If installed via Conda, you can use:

hymet-config
hymet

Reference Sketched Databases

The databases required to run the tool are available for download on Google Drive:

sketch1.msh.gz: Download
sketch2.msh.gz: Download
sketch3.msh.gz: Download

Steps to Use the Databases

Download the Files:
- Click on the links above to download the .gz files.
Place the Files in the data/ Directory:
- Move the downloaded files to the data/ directory of the project.
Unzip the Files:
- Use the following command to unzip the .gz files:
```
gunzip data/sketch1.msh.gz
gunzip data/sketch2.msh.gz
gunzip data/sketch3.msh.gz
```
- This will extract the files sketch1.msh, sketch2.msh, and sketch3.msh in the data/ directory.
Verify the Files:
- After unzipping, ensure the files are in the correct format and location:
```
ls data/
```
- You should see the files sketch1.msh, sketch2.msh, and sketch3.msh.

Project Structure

config.pl: Configuration script that downloads and prepares taxonomy files.
main.pl: Main script that runs the taxonomic identification pipeline.
scripts/: Directory containing helper scripts in Perl, Python, and Bash.
- mash.sh: Script to run Mash.
- downloadDB.py: Script to download genomes.
- minimap.sh: Script to run Minimap2.
- classification.py: Script for taxonomic classification.
taxonomy_files/: Directory containing downloaded taxonomy files.
data/: Directory for storing intermediate data.
- sketch1.msh
- sketch2.msh
- sketch3.msh
- taxonomy_hierarchy.tsv
output/: Directory where final results are saved.

Example Output

The tool generates a classified_sequences.tsv file in the output/ directory with the following columns:

Query: Identifier of the queried sequence.
Lineage: Identified taxonomic lineage.
Taxonomic Level: Taxonomic level (e.g., species, genus).
Confidence: Classification confidence (0 to 1).

Test Dataset

This folder includes scripts to install and prepare all necessary data to replicate the work using our dataset.
- Prerequisites:
  - Before running the scripts in this folder, users need to download the assembly files (assembly_files.txt) for each domain from the NCBI FTP site.
- Scripts:
  - create_database.py: Downloads 10% of the content from each downloaded assembly file and organizes the datasets by domain.
  - extractNC.py: Maps the content of each Genome Collection File (GCF) with its respective sequence identifiers.
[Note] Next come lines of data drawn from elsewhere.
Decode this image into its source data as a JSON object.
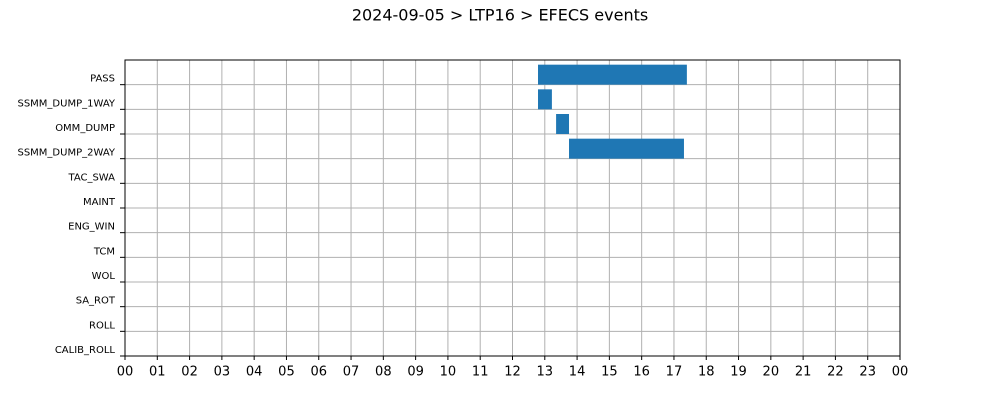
{
  "chart_data": {
    "type": "gantt",
    "title": "2024-09-05 > LTP16 > EFECS events",
    "categories": [
      "PASS",
      "SSMM_DUMP_1WAY",
      "OMM_DUMP",
      "SSMM_DUMP_2WAY",
      "TAC_SWA",
      "MAINT",
      "ENG_WIN",
      "TCM",
      "WOL",
      "SA_ROT",
      "ROLL",
      "CALIB_ROLL"
    ],
    "start": [
      12.79,
      12.79,
      13.35,
      13.75,
      null,
      null,
      null,
      null,
      null,
      null,
      null,
      null
    ],
    "end": [
      17.4,
      13.22,
      13.75,
      17.31,
      null,
      null,
      null,
      null,
      null,
      null,
      null,
      null
    ],
    "color": "#1f77b4",
    "xlim": [
      0,
      24
    ],
    "xticks": [
      {
        "value": 0,
        "label": "00"
      },
      {
        "value": 1,
        "label": "01"
      },
      {
        "value": 2,
        "label": "02"
      },
      {
        "value": 3,
        "label": "03"
      },
      {
        "value": 4,
        "label": "04"
      },
      {
        "value": 5,
        "label": "05"
      },
      {
        "value": 6,
        "label": "06"
      },
      {
        "value": 7,
        "label": "07"
      },
      {
        "value": 8,
        "label": "08"
      },
      {
        "value": 9,
        "label": "09"
      },
      {
        "value": 10,
        "label": "10"
      },
      {
        "value": 11,
        "label": "11"
      },
      {
        "value": 12,
        "label": "12"
      },
      {
        "value": 13,
        "label": "13"
      },
      {
        "value": 14,
        "label": "14"
      },
      {
        "value": 15,
        "label": "15"
      },
      {
        "value": 16,
        "label": "16"
      },
      {
        "value": 17,
        "label": "17"
      },
      {
        "value": 18,
        "label": "18"
      },
      {
        "value": 19,
        "label": "19"
      },
      {
        "value": 20,
        "label": "20"
      },
      {
        "value": 21,
        "label": "21"
      },
      {
        "value": 22,
        "label": "22"
      },
      {
        "value": 23,
        "label": "23"
      },
      {
        "value": 24,
        "label": "00"
      }
    ],
    "grid": true
  }
}
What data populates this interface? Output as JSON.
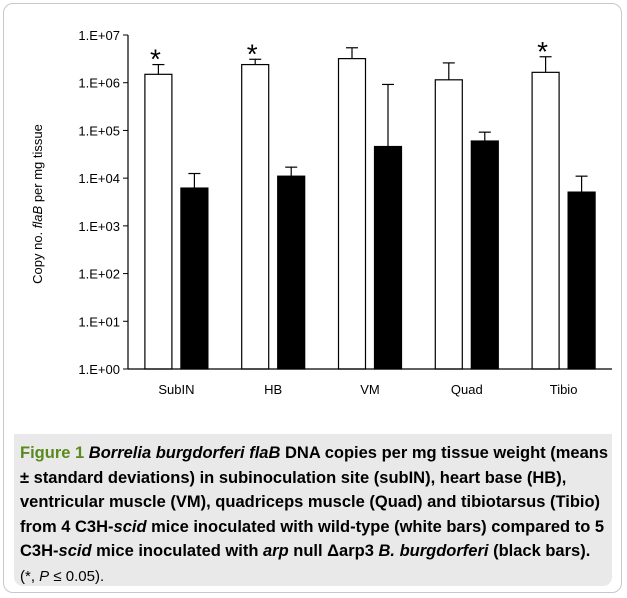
{
  "chart_data": {
    "type": "bar",
    "y_scale": "log",
    "ylabel_parts": [
      "Copy no. ",
      "flaB",
      " per mg tissue"
    ],
    "ylim": [
      1,
      10000000
    ],
    "y_ticks": [
      "1.E+00",
      "1.E+01",
      "1.E+02",
      "1.E+03",
      "1.E+04",
      "1.E+05",
      "1.E+06",
      "1.E+07"
    ],
    "categories": [
      "SubIN",
      "HB",
      "VM",
      "Quad",
      "Tibio"
    ],
    "series": [
      {
        "color": "#ffffff",
        "values": [
          1500000,
          2400000,
          3200000,
          1150000,
          1650000
        ],
        "error_upper": [
          2400000,
          3100000,
          5400000,
          2600000,
          3500000
        ]
      },
      {
        "color": "#000000",
        "values": [
          6200,
          11000,
          46000,
          60000,
          5100
        ],
        "error_upper": [
          12500,
          17000,
          920000,
          92000,
          11000
        ]
      }
    ],
    "significance_marker": "*",
    "significant_categories": [
      "SubIN",
      "HB",
      "Tibio"
    ]
  },
  "caption": {
    "label": "Figure 1",
    "taxon": "Borrelia burgdorferi flaB",
    "part1": " DNA copies per mg tissue weight (means ± standard deviations) in subinoculation site (subIN), heart base (HB), ventricular muscle (VM), quadriceps muscle (Quad) and tibiotarsus (Tibio) from 4 C3H-",
    "scid1": "scid",
    "part2": " mice inoculated with wild-type (white bars) compared to 5 C3H-",
    "scid2": "scid",
    "part3": " mice inoculated with ",
    "arp": "arp",
    "part4": " null Δarp3 ",
    "bb": "B. burgdorferi",
    "part5": " (black bars).",
    "note_open": "(*, ",
    "note_p": "P",
    "note_close": " ≤ 0.05)."
  }
}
It generates a CSV file containing this mapping, with one column for the GCF and another column for the sequence identifiers (such as NC, NZ, etc.) present in each GCF.
  - extractTaxonomy.py: Creates a CSV file containing the GCF and its respective taxonomy, among other information.
  - Additional scripts modify the data format and organization, including:
    - Implementing mutations
    - Converting formats (e.g., FASTA to FASTQ)
    - Formatting into paired-end reads
  - GCFtocombinedfasta.py: Combines all GCFs from each domain into a single FASTA file, separating sequences by identifier. This script is used as input for most of the tools.

Support

For questions or issues, please open an issue in the repository.